In one operation, you must:

• Choose an integer i such that 1 <= i < n and nums[i] > 0.
• Decrease nums[i] by 1.
• Increase nums[i - 1] by 1.

Return the minimum possible value of the maximum integer of nums after performing any number of operations.

solutions

First of all, it’s important to reframe this question as a a sort of “transferring of value” from the right towards the left.

Notice that when we decrease nums[i] by 1, we “give” it to nums[i-1]. Transitively, this single unit can then continue travelling leftward as far as the beginning of the array. Logically, this means that any value at $i$ can transfer value to any other index $<i$.

Conversely, this means that we can never transfer any units rightwards.

In this view, our end goal is to “distribute” the wealth as evenly as possible, with the constraint that we can only transfer things leftwards.

iterative scan with prefix sum array

From the above intuition, we can derive some insights from base cases:

1. The optimally distributed maximum height in an array of length 1 will be equal to the height of the single bar.
2. For two bars, if the bar at $i=1$ is taller than the bar at $i=0$, then the best maximum height is the ceiling of the average of the two bars.

3. However, if the left bar is taller, then the optimal maximum is simply the height of the left bar, because we can’t transfer anything rightwards.
   • This leads to the intuition that as we scan rightwards through the bars and keep track of an optimal height, we can never improve on it, because even if we see a shorter bar later on, this bar can’t take the load off of any prior bars.

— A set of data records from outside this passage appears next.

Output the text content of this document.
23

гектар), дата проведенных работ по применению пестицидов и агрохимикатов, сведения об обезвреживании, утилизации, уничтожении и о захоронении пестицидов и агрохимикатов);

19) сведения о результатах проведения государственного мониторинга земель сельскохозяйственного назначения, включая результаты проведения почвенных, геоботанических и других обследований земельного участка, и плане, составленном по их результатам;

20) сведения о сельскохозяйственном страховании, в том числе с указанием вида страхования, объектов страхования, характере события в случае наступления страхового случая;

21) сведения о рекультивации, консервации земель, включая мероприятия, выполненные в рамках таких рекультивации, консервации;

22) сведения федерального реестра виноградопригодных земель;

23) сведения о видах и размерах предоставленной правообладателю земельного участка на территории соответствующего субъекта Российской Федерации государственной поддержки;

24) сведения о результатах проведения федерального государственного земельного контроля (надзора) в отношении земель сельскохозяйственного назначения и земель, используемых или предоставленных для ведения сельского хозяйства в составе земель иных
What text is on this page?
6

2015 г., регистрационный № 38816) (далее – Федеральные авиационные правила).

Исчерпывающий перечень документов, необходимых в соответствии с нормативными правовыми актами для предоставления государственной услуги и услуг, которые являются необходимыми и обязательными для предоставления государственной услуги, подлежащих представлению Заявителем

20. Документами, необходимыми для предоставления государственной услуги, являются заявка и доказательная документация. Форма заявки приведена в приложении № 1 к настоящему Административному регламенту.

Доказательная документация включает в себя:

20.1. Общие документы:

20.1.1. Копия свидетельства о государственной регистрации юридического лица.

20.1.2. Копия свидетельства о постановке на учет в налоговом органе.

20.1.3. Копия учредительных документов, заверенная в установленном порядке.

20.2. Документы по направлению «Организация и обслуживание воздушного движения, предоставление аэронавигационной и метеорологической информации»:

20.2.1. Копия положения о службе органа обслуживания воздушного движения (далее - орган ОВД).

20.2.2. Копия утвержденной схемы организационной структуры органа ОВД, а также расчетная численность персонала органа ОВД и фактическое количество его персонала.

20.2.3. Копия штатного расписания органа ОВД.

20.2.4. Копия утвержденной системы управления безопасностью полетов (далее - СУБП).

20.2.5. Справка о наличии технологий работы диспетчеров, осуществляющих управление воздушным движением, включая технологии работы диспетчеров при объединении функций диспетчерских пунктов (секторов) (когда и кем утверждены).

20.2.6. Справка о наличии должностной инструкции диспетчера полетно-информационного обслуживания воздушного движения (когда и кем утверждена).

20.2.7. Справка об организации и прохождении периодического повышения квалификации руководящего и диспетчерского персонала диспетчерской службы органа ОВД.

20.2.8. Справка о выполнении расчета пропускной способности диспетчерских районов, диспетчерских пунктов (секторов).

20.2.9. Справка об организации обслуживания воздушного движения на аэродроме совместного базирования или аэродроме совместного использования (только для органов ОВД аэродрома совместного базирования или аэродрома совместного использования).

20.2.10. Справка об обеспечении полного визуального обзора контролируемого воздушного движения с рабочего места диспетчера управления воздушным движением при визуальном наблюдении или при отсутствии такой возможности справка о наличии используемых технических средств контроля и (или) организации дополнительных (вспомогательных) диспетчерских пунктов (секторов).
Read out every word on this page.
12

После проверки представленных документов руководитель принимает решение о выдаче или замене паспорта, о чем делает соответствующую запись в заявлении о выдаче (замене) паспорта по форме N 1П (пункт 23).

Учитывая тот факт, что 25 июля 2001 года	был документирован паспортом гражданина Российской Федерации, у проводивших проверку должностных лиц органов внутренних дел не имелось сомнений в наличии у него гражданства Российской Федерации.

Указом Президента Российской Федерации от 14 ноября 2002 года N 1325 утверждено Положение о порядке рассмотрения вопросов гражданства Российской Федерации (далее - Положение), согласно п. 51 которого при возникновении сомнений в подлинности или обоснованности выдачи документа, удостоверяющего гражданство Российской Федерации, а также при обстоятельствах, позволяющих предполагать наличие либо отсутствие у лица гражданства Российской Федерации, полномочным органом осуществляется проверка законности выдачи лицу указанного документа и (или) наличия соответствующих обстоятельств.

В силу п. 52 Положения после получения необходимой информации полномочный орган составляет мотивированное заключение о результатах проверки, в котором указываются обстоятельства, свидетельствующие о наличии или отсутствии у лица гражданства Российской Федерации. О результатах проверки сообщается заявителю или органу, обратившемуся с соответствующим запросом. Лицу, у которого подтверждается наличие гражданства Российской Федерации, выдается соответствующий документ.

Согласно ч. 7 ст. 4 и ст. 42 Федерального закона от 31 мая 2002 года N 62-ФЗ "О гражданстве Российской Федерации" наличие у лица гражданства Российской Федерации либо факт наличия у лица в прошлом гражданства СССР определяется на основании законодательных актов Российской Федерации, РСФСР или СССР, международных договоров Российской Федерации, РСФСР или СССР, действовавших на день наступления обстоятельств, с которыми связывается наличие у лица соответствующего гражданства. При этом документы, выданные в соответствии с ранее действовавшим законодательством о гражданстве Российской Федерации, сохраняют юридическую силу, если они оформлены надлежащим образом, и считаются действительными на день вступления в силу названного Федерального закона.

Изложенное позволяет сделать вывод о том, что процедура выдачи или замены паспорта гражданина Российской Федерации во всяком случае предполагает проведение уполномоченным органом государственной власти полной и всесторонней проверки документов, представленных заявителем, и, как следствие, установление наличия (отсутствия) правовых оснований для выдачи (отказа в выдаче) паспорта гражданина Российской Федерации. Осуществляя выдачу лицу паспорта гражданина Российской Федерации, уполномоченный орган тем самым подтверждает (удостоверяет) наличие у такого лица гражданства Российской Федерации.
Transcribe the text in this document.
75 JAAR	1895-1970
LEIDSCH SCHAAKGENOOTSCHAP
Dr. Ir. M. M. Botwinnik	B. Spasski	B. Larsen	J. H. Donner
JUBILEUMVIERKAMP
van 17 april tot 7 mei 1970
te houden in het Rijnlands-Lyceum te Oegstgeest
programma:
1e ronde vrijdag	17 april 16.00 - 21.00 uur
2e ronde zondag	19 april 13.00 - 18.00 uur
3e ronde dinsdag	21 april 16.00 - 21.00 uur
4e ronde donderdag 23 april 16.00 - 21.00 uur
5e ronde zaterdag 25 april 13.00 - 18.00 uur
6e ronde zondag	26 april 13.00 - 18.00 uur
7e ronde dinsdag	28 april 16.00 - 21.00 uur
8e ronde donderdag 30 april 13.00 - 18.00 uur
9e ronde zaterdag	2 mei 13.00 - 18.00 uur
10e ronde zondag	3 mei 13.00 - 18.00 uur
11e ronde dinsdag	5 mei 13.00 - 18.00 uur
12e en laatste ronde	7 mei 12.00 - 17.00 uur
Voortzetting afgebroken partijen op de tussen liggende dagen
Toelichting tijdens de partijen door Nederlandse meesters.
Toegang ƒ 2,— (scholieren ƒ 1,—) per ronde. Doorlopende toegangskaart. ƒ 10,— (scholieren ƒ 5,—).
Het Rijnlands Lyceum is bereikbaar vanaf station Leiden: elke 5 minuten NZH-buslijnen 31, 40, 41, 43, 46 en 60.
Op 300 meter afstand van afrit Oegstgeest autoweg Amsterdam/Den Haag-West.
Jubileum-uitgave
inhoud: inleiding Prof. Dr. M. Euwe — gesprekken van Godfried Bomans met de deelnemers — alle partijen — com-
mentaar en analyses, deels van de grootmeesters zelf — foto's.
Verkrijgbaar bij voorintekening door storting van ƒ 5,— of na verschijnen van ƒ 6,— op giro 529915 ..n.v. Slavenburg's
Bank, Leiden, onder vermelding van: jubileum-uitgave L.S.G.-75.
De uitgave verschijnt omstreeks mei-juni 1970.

4. Given any number of monotonically increasing bars, the optimal distribution will lead to a maximum bar height of math.ceil(average(sum(bars))).

Given this intuition, we realize that we can scan through the array from left to right, computing the average of all the bars from $0$ to $i$, and comparing that to our previous best.

Our running best can only get worse, hence the line ans = max(ans, math.ceil(average)).

def minimizeArrayValue(self, nums: List[int]) -> int:
	prefix_sum = [nums[0]]
	ans = nums[0]
 
	for num in nums[1:]:
		prefix_sum.append(prefix_sum[-1] + num)
		ans = max(ans, math.ceil(prefix_sum[-1] / len(prefix_sum)))
	return ans